I am really concerned about the idea of presumed consent and how this could develop. Presumed consent takes the decision away from the individual and their family about their body. I accept that as suggested there is an opt-out option, but how likely are people to actually find out how to opt-out and do so? People never think that dreadful things will happen to them and won't therefore prepare. Hence the lack of people with donor cards despite the estimated 70% of the population who would be willing to donate organs.

And if consent is presumed does this mean that organ harvest will become a consideration in treatment? Will families be rail-roaded into making decisions about turning off life support as the state already has a call on the body parts?

Surely there are better ways to increase proactive organ donation? A first step would be to ensure that inclusion on the register was binding. As far as I know it currently isn't. Increase awareness of need for organ donation, make it easier to sign up to be a donor - have cards in every library and every supermarket in the country.

Let's make sure that a rise in proactive consent negates the need for the government to take away yet another of our civil liberties - the right to control our own bodies.

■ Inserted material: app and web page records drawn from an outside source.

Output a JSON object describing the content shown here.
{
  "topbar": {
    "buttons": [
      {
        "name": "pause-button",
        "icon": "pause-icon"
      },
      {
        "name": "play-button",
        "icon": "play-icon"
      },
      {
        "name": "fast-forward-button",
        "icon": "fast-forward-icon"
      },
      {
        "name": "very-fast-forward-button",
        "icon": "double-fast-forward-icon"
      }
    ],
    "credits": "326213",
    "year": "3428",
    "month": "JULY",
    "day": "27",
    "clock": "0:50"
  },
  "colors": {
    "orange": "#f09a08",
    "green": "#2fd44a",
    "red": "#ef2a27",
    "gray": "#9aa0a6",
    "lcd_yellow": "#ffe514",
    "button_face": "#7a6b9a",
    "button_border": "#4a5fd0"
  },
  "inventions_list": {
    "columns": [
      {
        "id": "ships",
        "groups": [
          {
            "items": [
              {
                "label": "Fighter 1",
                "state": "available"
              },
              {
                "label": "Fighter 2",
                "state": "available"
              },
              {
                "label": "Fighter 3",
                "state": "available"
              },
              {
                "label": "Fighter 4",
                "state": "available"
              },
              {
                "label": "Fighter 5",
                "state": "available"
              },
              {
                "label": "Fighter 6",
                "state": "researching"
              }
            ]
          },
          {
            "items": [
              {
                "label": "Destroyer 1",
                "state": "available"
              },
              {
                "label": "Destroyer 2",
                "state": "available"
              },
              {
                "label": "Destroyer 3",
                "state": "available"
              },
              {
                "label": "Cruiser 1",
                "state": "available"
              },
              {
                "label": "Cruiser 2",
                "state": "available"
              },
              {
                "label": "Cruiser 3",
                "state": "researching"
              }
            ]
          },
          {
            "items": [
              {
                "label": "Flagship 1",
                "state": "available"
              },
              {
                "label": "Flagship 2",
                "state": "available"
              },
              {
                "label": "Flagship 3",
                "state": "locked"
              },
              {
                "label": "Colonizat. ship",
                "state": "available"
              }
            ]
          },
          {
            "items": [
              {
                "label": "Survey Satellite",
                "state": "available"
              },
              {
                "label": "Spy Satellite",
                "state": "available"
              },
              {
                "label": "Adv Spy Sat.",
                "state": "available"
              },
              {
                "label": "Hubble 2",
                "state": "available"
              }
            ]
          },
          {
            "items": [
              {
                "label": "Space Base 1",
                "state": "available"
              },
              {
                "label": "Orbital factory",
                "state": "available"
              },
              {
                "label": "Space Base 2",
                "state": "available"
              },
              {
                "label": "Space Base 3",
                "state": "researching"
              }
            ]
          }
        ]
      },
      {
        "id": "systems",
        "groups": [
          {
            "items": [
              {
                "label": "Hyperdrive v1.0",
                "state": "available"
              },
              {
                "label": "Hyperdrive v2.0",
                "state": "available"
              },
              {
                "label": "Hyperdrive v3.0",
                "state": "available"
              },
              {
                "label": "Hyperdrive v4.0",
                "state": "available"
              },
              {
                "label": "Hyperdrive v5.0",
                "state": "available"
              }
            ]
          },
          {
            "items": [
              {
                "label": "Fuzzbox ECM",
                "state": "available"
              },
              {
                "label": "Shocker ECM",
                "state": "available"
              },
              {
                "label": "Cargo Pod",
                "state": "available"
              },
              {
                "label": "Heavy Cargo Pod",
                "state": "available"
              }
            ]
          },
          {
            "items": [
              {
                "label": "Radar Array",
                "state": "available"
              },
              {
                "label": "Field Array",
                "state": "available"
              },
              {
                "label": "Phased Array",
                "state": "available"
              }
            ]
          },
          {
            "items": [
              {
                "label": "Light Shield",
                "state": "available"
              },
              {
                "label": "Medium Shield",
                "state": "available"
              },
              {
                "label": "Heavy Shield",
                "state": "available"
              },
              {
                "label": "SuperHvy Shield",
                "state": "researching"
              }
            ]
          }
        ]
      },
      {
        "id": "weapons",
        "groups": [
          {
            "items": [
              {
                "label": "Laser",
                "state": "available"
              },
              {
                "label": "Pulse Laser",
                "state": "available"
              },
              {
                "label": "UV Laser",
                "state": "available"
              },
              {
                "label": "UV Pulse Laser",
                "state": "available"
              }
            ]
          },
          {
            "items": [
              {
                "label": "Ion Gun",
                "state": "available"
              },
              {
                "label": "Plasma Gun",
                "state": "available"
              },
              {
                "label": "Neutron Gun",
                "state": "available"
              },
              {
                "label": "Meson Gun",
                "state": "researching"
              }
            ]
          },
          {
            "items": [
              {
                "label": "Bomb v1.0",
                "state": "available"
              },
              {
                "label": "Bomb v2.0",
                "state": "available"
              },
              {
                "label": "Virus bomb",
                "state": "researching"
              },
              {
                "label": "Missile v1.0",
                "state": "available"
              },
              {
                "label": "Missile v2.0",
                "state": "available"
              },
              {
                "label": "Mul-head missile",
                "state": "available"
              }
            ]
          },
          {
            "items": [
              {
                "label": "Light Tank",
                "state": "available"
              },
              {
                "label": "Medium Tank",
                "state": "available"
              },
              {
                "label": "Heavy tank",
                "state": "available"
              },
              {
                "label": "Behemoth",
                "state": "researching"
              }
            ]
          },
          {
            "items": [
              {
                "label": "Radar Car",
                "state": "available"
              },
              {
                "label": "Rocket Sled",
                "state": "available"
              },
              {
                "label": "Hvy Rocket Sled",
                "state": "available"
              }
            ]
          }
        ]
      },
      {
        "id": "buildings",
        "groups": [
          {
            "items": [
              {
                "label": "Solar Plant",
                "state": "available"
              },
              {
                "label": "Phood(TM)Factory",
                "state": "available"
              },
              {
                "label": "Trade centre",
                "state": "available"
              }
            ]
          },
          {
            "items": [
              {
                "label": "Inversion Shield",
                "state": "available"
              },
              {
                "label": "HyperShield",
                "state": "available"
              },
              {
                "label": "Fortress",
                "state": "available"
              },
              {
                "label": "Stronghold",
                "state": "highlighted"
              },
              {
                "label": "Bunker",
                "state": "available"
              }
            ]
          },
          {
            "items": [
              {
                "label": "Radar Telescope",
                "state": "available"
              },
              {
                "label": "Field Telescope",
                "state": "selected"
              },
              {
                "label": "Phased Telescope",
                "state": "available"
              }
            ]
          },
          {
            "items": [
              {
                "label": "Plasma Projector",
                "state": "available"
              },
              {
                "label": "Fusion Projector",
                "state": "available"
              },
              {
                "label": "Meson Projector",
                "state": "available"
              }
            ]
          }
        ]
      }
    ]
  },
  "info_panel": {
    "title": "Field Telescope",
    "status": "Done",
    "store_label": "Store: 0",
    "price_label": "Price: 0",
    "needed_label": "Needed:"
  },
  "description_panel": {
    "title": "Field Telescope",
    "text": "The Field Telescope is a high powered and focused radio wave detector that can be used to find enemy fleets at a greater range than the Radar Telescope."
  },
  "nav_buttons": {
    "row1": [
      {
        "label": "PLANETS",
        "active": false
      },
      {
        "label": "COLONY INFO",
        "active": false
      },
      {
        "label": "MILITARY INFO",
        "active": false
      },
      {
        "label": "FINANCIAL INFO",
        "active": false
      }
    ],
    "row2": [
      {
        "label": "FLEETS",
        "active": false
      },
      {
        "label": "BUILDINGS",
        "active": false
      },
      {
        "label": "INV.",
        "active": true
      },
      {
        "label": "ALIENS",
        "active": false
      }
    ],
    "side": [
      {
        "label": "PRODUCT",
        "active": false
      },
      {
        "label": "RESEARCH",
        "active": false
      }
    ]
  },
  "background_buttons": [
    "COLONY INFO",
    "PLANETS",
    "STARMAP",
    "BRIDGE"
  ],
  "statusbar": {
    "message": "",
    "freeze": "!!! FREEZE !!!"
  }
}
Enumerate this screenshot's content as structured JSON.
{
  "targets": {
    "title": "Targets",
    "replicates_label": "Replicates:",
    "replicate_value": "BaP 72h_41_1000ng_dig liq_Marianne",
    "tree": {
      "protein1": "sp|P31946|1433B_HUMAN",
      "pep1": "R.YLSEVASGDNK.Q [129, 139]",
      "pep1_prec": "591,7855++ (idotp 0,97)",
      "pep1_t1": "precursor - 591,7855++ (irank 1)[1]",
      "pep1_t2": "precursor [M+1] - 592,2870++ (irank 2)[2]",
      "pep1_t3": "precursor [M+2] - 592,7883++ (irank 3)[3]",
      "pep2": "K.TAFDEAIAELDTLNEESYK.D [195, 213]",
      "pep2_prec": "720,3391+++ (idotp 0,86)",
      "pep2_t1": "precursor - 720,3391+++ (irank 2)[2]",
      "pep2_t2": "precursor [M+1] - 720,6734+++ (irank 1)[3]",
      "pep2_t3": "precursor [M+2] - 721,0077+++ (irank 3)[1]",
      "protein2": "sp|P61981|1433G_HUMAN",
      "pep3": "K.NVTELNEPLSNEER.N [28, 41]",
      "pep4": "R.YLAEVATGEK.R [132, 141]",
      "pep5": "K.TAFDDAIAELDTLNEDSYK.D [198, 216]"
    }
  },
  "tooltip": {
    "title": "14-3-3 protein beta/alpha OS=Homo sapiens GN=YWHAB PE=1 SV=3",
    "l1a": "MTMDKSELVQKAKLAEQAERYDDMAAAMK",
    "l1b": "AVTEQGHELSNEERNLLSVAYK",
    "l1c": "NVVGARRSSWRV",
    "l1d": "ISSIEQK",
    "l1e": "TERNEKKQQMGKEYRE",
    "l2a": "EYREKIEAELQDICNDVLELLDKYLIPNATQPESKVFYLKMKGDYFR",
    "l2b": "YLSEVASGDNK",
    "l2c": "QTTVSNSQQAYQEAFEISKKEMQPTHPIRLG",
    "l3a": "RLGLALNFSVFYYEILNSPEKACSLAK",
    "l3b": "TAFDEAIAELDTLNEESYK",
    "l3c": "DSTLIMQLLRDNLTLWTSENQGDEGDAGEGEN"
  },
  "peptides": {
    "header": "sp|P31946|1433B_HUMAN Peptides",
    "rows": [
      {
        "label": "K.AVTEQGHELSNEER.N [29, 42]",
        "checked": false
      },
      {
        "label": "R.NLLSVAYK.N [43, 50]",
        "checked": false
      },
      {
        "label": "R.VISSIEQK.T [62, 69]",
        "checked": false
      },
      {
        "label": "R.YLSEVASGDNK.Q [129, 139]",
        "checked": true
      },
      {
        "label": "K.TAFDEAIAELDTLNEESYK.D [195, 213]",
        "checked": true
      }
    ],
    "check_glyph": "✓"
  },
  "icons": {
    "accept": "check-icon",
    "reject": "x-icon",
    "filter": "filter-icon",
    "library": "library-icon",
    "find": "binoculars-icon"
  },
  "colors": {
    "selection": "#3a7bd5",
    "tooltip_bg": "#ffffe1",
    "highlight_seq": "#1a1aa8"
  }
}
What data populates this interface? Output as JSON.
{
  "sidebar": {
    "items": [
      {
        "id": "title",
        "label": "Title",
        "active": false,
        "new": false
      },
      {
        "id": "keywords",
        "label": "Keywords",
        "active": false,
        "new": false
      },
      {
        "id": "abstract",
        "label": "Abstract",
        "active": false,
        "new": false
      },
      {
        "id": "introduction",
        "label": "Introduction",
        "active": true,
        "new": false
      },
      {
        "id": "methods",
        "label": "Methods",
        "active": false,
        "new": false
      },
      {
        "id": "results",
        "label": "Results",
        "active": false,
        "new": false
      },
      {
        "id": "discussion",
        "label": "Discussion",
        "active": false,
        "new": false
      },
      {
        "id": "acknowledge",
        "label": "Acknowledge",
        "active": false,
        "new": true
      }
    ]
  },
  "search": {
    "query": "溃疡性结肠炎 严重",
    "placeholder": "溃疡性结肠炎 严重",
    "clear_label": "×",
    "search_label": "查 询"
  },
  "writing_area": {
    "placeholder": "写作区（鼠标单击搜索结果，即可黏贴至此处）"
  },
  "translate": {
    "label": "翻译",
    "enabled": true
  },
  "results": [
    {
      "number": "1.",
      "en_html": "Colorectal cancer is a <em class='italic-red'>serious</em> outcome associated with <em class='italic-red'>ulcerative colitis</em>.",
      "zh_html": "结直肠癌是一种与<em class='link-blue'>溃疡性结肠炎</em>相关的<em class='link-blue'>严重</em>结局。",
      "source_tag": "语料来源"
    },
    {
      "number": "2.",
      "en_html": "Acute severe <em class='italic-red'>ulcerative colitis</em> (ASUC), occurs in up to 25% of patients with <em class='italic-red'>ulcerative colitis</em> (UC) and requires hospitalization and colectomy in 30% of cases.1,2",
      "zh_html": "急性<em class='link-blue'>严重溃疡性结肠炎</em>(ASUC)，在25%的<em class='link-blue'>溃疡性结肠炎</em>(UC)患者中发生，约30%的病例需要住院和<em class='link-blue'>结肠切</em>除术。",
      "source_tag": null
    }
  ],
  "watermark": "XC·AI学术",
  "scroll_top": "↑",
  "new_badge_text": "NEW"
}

If you haven't already registered and do want to - sign up here.

Friday, July 13, 2007

And in more breaking scientific news

Old people are humourless grumpy so and so's.

Anyone who has shared a Glasgow bus with the muppets on that or have been subject to a long queue in a Post Office can confirm this one.

Thursday, July 12, 2007

People really are quite nice

Sometimes, just sometimes something happens which reminds you that on the whole humans really are quite nice animals.

This is one of those times.

Wednesday, July 11, 2007

Make Pompous Celebrities History

From today's Third Sector news:

Levels of understanding about poverty in Africa are lower now than they were before Make Poverty History, according to the latest research.

Public Perceptions of Poverty, a report compiled by Comic Relief, is based on responses from 2,000 people to questions asked at regular intervals from December 2004 until January this year.

The proportion of respondents who were "very concerned about poverty in poor countries" fell from 30 per cent in 2004 to 22 per cent.

In the latest round of research, 57 per cent said they knew nothing about trade justice, and only 26 per cent said they strongly believed that the debts of the world's poorest countries should be cancelled in full. This figure was down from 33 per cent in 2004.

Andrew Darnton, an independent researcher who coordinated the results for Comic Relief, said the findings were "broadly depressing".

He added: "People are more aware that the causes of poverty can be political. However, MPH didn't open up the issues of debt, trade and aid to the public, and there are massive gaps in their knowledge, which nobody in the sector has done anything to address."

Hopefully this will encourage all the sanctimonous climate change bandwaggoneers to stop their preaching

Monday, July 09, 2007

Well Done Roger

Well done to Roger Federer on his amazing five in a row. The match was one of the best Wimbledon finals I have seen in years - both played brilliantly and it was a delight to watch. Roll on next year - can we see a six in a row? And will it take another 25 years for someone else to match it?